Weisst du von Anfang an, welche SchauspielerInnen
du im Film möchtest?
Ja, das weiss ich eigentlich immer. Ich schreibe sehr gerne mit den Schauspielern im Kopf, aber ich habe auch keine Angst, diese neu zu besetzen.
Bei «HR of Ugago» hast du mit der Hochschule Luzern zusammengearbeitet…
Das war ein unglaubliches Erlebnis, weil ich noch nie mit so vielen Menschen einen Film gemacht habe. Im Abspann zu diesem Film standen über 100 Leute. Es war ein mega Kraftakt. Wir haben ausgerechnet, wenn wir den Film nicht an der Schule hätten drehen können, hätte er etwa 300’000 Franken gekostet. Es war auch eine spannende Erfahrung, mal viel Unterstützung von anderen Leuten zu bekommen. Das gibt einem ein Gefühl, wie es in Amerika sein muss, einen Film zu drehen, wo du ein sehr kleiner Teil vom grossen Ganzen bist. Ruhm und Ehre gehen an das Team der Firma «Das Alte Lager». Es gibt niemand in der Schweiz, der so talentiert ist, wie diese Typen.
Die Weltpremiere von «HR of Ugago» fand in Warschau statt.
Mit welchem Eindruck bist du von dort zurückgekommen?
Ich finde Polen ein unglaublich spannendes Land. Ich liebe die Kinokultur in Polen. Die besten Filmschulen für Kamerastudenten sind in Polen und Tschechien. Es ist ein Land mit sehr viel Kultur. Im Gegensatz zu Amerika, wo es meistens darum geht, «wie viel hat ein Film gekostet, wie hast du diesen Star gekriegt?», sind die Polen viel mehr interessiert, philosophisch über einen Film zu diskutieren. Teilweise haben sie – und das finde ich etwas sehr Schönes – viel mehr Tiefe im Film gesehen, als wir Regisseure geplant haben. Ich mag das total.

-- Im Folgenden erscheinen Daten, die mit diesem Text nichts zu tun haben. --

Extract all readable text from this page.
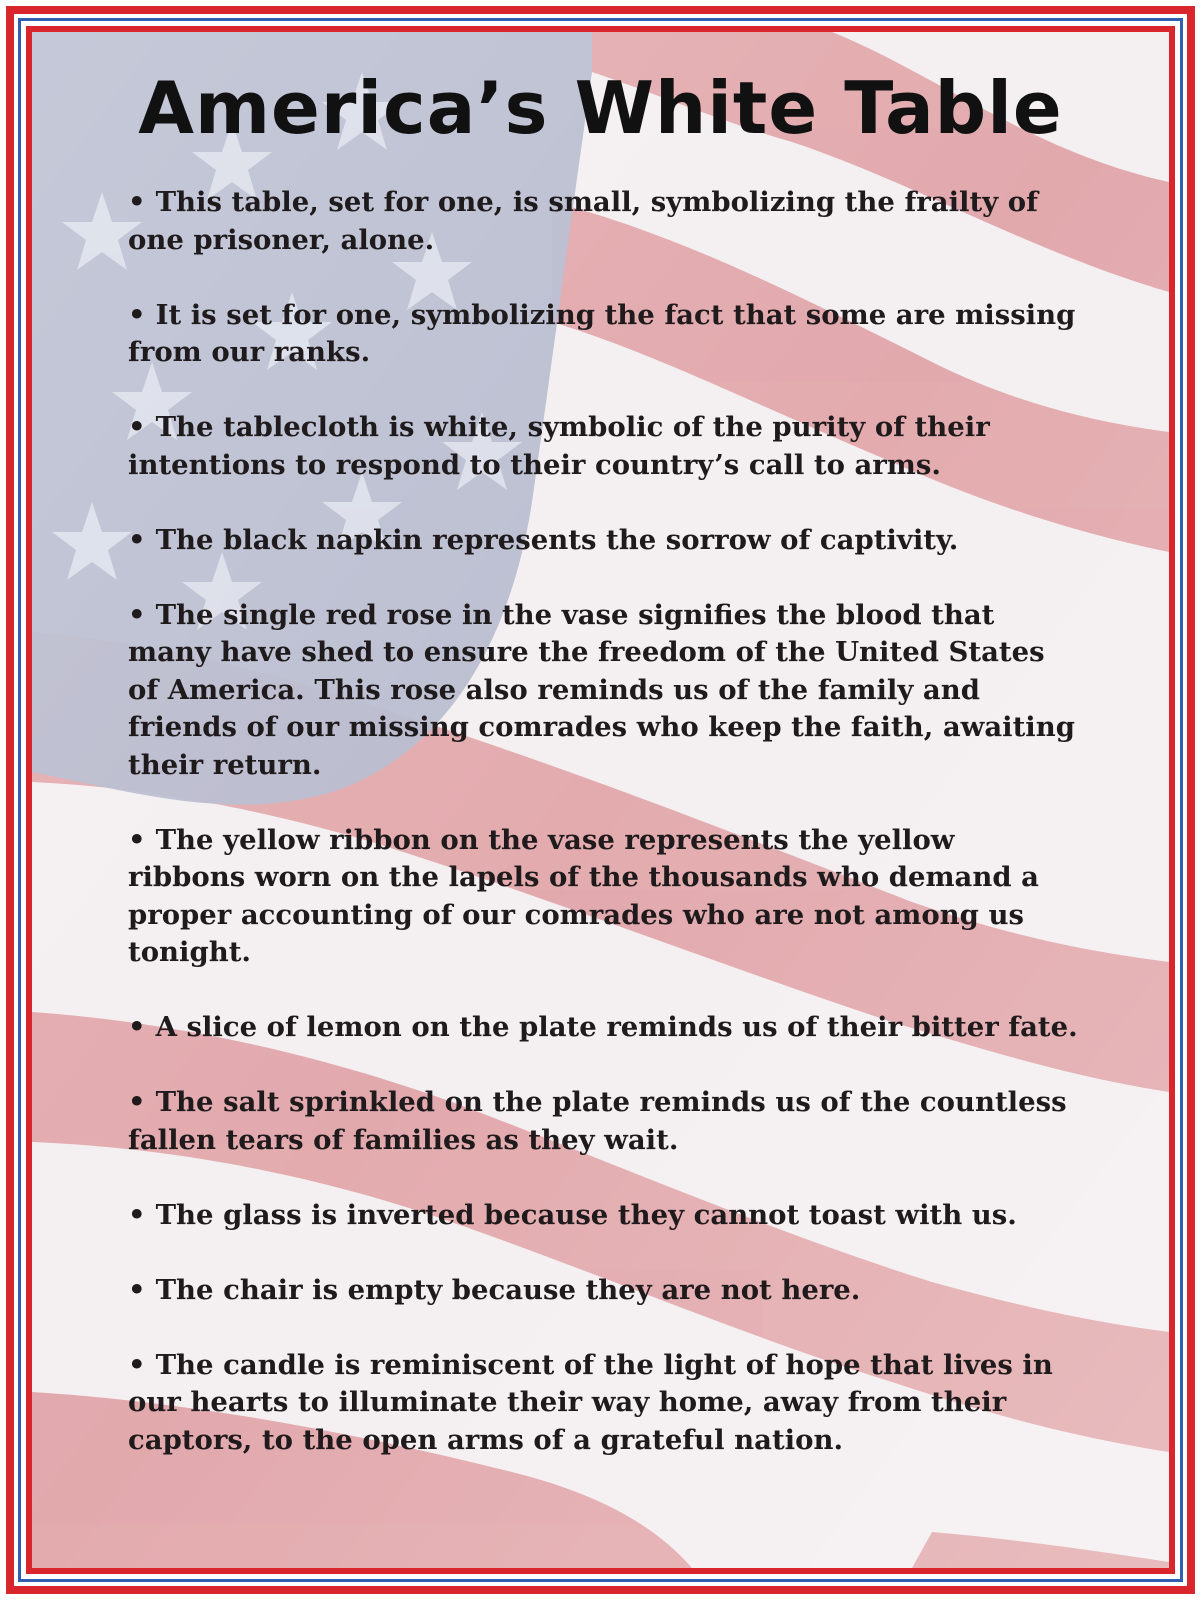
America’s White Table
• This table, set for one, is small, symbolizing the frailty of one prisoner, alone.
• It is set for one, symbolizing the fact that some are missing from our ranks.
• The tablecloth is white, symbolic of the purity of their intentions to respond to their country’s call to arms.
• The black napkin represents the sorrow of captivity.
• The single red rose in the vase signifies the blood that many have shed to ensure the freedom of the United States of America. This rose also reminds us of the family and friends of our missing comrades who keep the faith, awaiting their return.
• The yellow ribbon on the vase represents the yellow ribbons worn on the lapels of the thousands who demand a proper accounting of our comrades who are not among us tonight.
• A slice of lemon on the plate reminds us of their bitter fate.
• The salt sprinkled on the plate reminds us of the countless fallen tears of families as they wait.
• The glass is inverted because they cannot toast with us.
• The chair is empty because they are not here.
• The candle is reminiscent of the light of hope that lives in our hearts to illuminate their way home, away from their captors, to the open arms of a grateful nation.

Ich finde es sehr schön, wenn ein Film ein eigenes Leben entwickelt, die Leute ihre eigenen Gedanken dazu haben.
Erzähle etwas über besondere Erinnerungen an die Dreharbeiten deiner Filme?
«Tote Tiere» war eine Zangengeburt. Wir konnten den Film fast nicht finanzieren, mussten Crowdfunding machen, hatten immer Geldprobleme. Viele Locations haben uns abgesagt. Gleichzeitig gab es unglaublich lustige Momente, zum Beispiel die Fahrt mit dem Katzenboot. Ich konnte nicht aufhören zu lachen, wie absurd diese ganze Szene war.
Die beste Szene in «Cru» war komplett improvisiert. Wir haben 20 Minuten gedreht und am Ende hatten wir es. Es war super.
David Oesch
Aus diesen Problemen habe ich gelernt und für «Cru» ein unglaublich gutes Team gefunden. Ich hatte von Anfang an eine tolle Schauspielerin, die sagte: «Ich mag das Drehbuch, ich will unbedingt dabei sein.» Ich hatte den besten Kameramann an meiner Schule gefragt. Die beste Szene in «Cru» war komplett improvisiert. Wir haben 20 Minuten gedreht und am Ende hatten wir es. Es war super.
In «HR of Ugago» gab es eine spannende, moderne Zusammenarbeit. Ennio Ruschetti, mein Co-Regisseur, ist ein Genie. Auf dem Set hat er Regie geführt, ich war im Schnittraum mit dem Editor und habe direkt das Material geschnitten. Wir haben gemeinsam unter grossem Stress das Drehbuch geschrieben und uns gegenseitig herausgefordert; jede Idee wurde einmal mehr überprüft. Du selber musst immer ein grosser Fan von deinem Stoff sein, sonst hast du so viele Selbstzweifel, dass du gar nicht zu drehen beginnst.

Bald beginnst du den Spielfilm zu studieren. Was hast du
für Zukunftspläne?
Im Lockdown habe ich gemeinsam mit meinem Co-Autor Remo Rickenbacher ein Spielfilmdrehbuch, die erste Version, geschrieben.
Wir wollen unbedingt unser Drehbuch fertig schreiben, in diesem Sommer oder Herbst eine Produktionsfirma finden, den Film vielleicht sogar im Studium drehen. Aber ich werde noch gerne weiter Kurzfilme machen. Ich finde sie supertoll zum Trainieren, um Dinge auszuprobieren. Kurzfilme sind ein tolles Experimentierfeld.
Gespannt warten wir also auf deinen ersten Spielfilm.
Wir Thuner freuen uns für dich, für deinen Erfolg und sind stolz auf dich. Du bist der aufgehende internationale Star; von deiner Sternschnuppe bekommt auch die ganze Stadt etwas Glanz ab. Vielleicht werden Schweizer bald merken: «Thun, aha, das ist die Heimatstadt dieses Regisseurs, der so spannende Filme macht!»..
David Oesch, ich danke dir für das Gespräch und wünsche weiterhin grosse Würfe!